Professor Elgene Lim, Institute of Medical Research, University of New South Wales, Sydney, Australia;

Abstract number

OT1-02-02

Date and time

Tuesday December 6, 2022; 5:00 PM – 6:15 PM

Session name

Trial in Progress Session

Location

Henry B. González Convention, San Antonio, Texas

Professor Hendrik-Tobias Arkenau, Global Head of Drug Development and Chief Medical Officer at Ellipses, said:

"Developing promising assets at speed is fundamental to the work of Ellipses, and we are excited to be presenting this ongoing study at such an important scientific conference. We look forward to presenting further details on this trial, including results, in the future."

Dr Rajan Jethwa, CEO of Ellipses, said:

"The initiation of this trial for vosilasarm is another key milestone towards our goal of accelerating the development of promising cancer drugs. I am excited by the potential across our pipeline to make available much-needed drugs for patients with cancer."

About vosilasarm / EP0062

Vosilasarm is an oral, non-steroidal, SARM currently being developed for the treatment of AR+/HER2-/ER+ advanced breast cancer. The efficacy and safety of vosilasarm has previously been investigated in a small Phase 1 clinical trial of AR+/HER2–/ER+ advanced breast cancer, and was demonstrated to have acceptable tolerability with preliminary evidence of clinical efficacy (LoRusso et al. Clinical Breast Cancer 2022 22;1 67-77).

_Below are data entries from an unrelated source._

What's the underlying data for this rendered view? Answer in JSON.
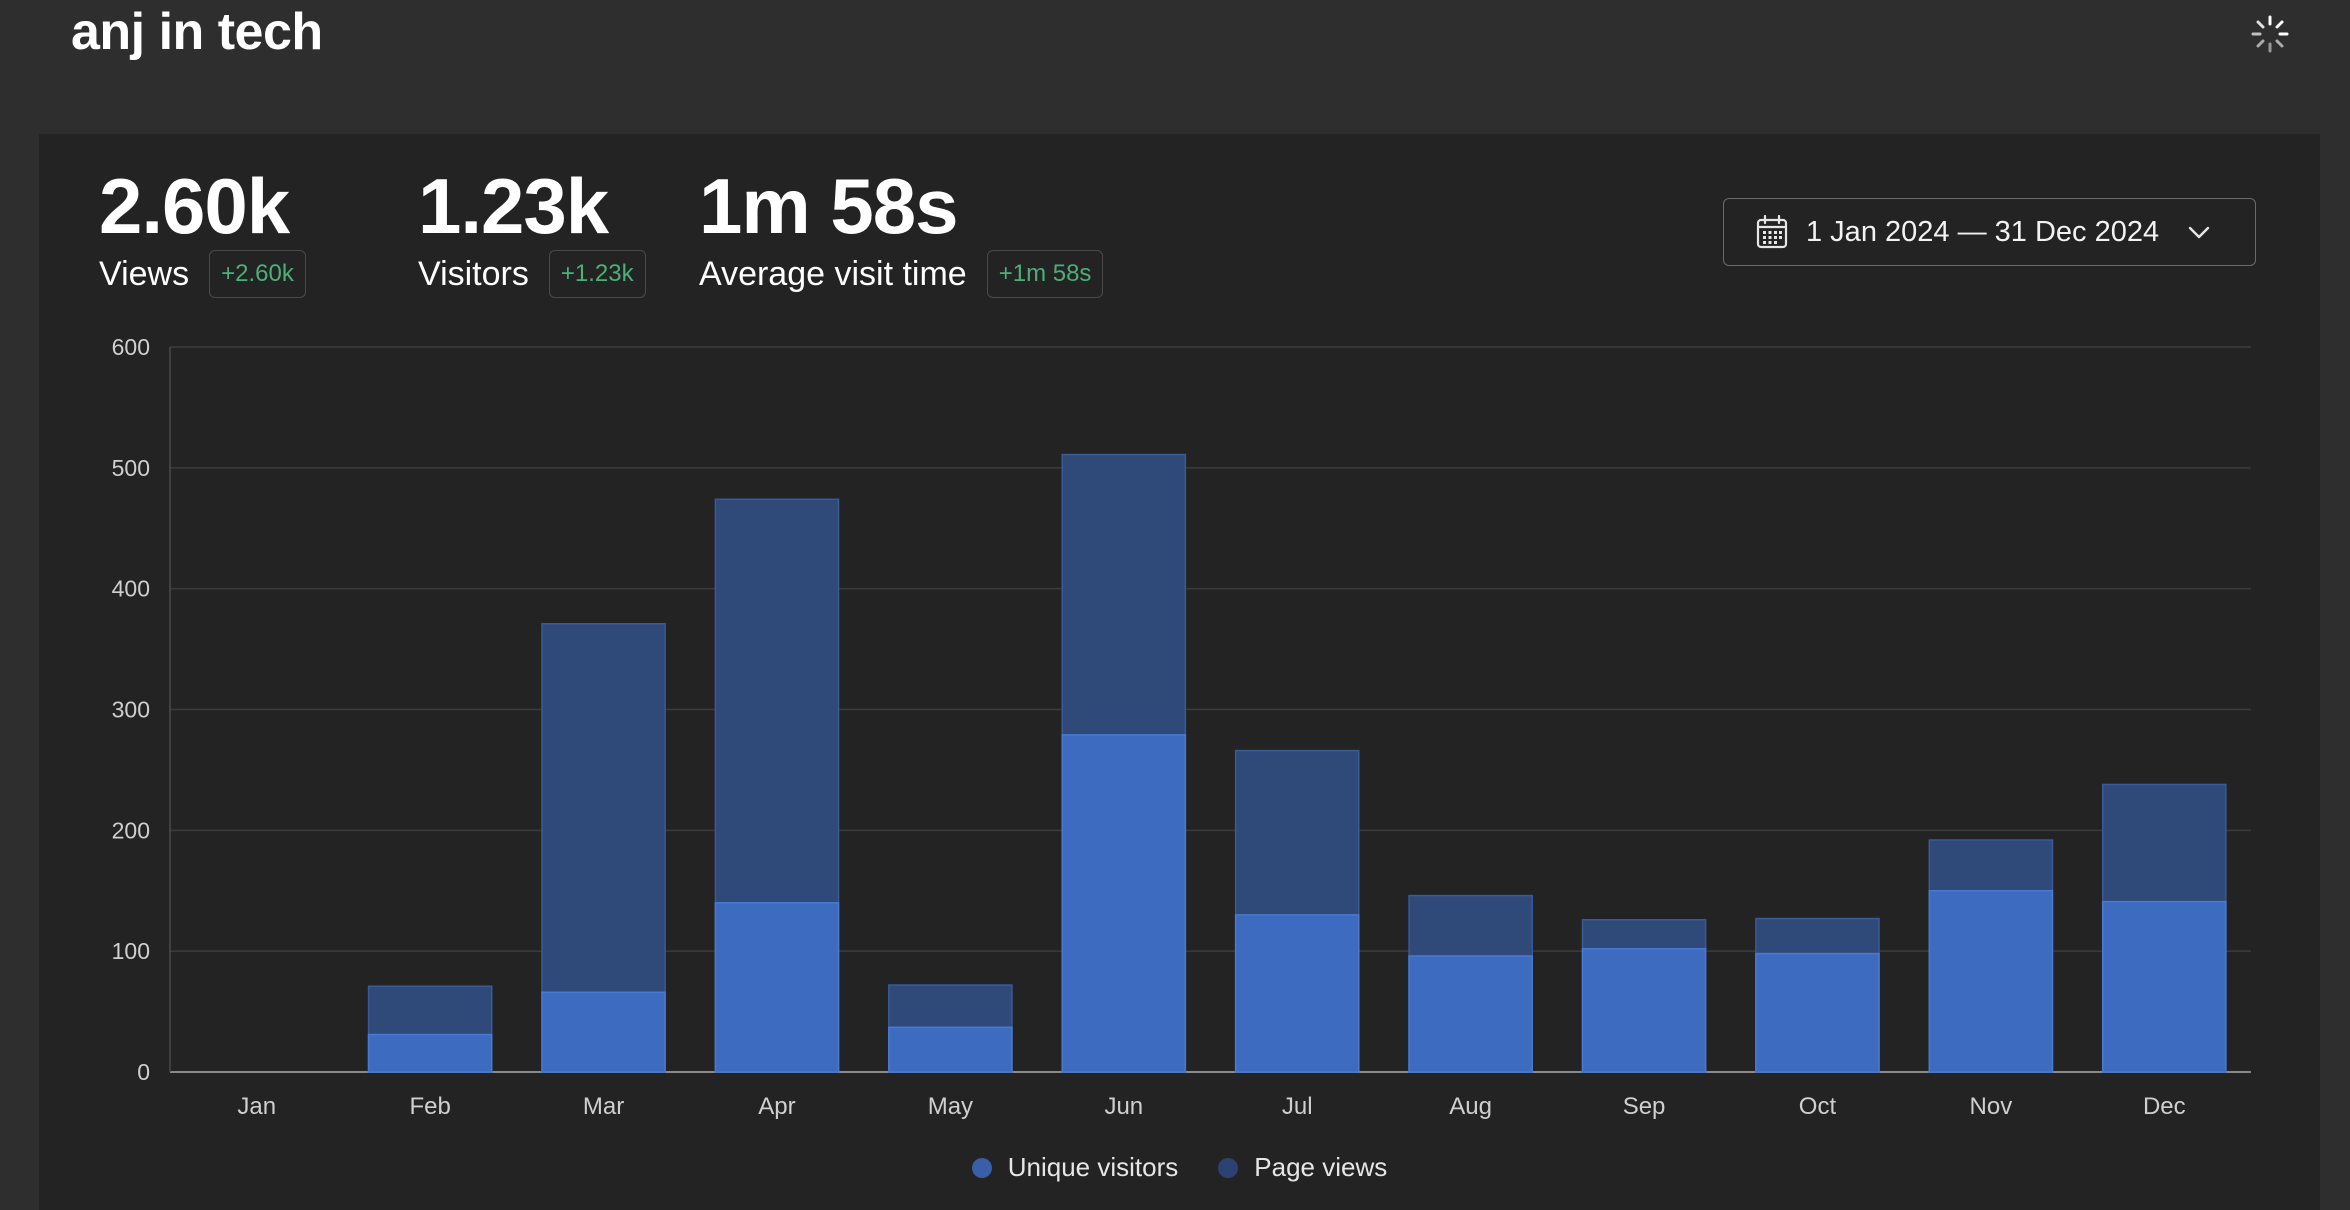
{
  "header": {
    "title": "anj in tech"
  },
  "stats": [
    {
      "value": "2.60k",
      "label": "Views",
      "delta": "+2.60k"
    },
    {
      "value": "1.23k",
      "label": "Visitors",
      "delta": "+1.23k"
    },
    {
      "value": "1m 58s",
      "label": "Average visit time",
      "delta": "+1m 58s"
    }
  ],
  "date_range": {
    "label": "1 Jan 2024 — 31 Dec 2024"
  },
  "colors": {
    "unique_visitors": "#3d6bbf",
    "page_views": "#2f4a78",
    "delta_green": "#4caf7a",
    "grid": "#3c3c3c"
  },
  "chart_data": {
    "type": "bar",
    "stacked": "overlay",
    "categories": [
      "Jan",
      "Feb",
      "Mar",
      "Apr",
      "May",
      "Jun",
      "Jul",
      "Aug",
      "Sep",
      "Oct",
      "Nov",
      "Dec"
    ],
    "series": [
      {
        "name": "Unique visitors",
        "values": [
          0,
          31,
          66,
          140,
          37,
          279,
          130,
          96,
          102,
          98,
          150,
          141
        ]
      },
      {
        "name": "Page views",
        "values": [
          0,
          71,
          371,
          474,
          72,
          511,
          266,
          146,
          126,
          127,
          192,
          238
        ]
      }
    ],
    "ylim": [
      0,
      600
    ],
    "yticks": [
      0,
      100,
      200,
      300,
      400,
      500,
      600
    ],
    "grid": true,
    "legend": "bottom-center"
  }
}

About AR+/HER2–/ER+ advanced breast cancer

Despite recent progress, advanced ER+/HER2- breast cancer remains an area of high unmet medical need. It is estimated that 75-90% of advanced ER+ breast cancers are androgen receptor (AR) positive. It has been established that the AR acts as a tumour suppressor in multiple contexts of ER+ breast cancer, including where resistance to current endocrine-based regimens develops (Hickey et al. Nature Medicine 2021 27; 310-320). This provides the rationale for evaluating vosilasarm, an AR agonist, as a potential treatment strategy.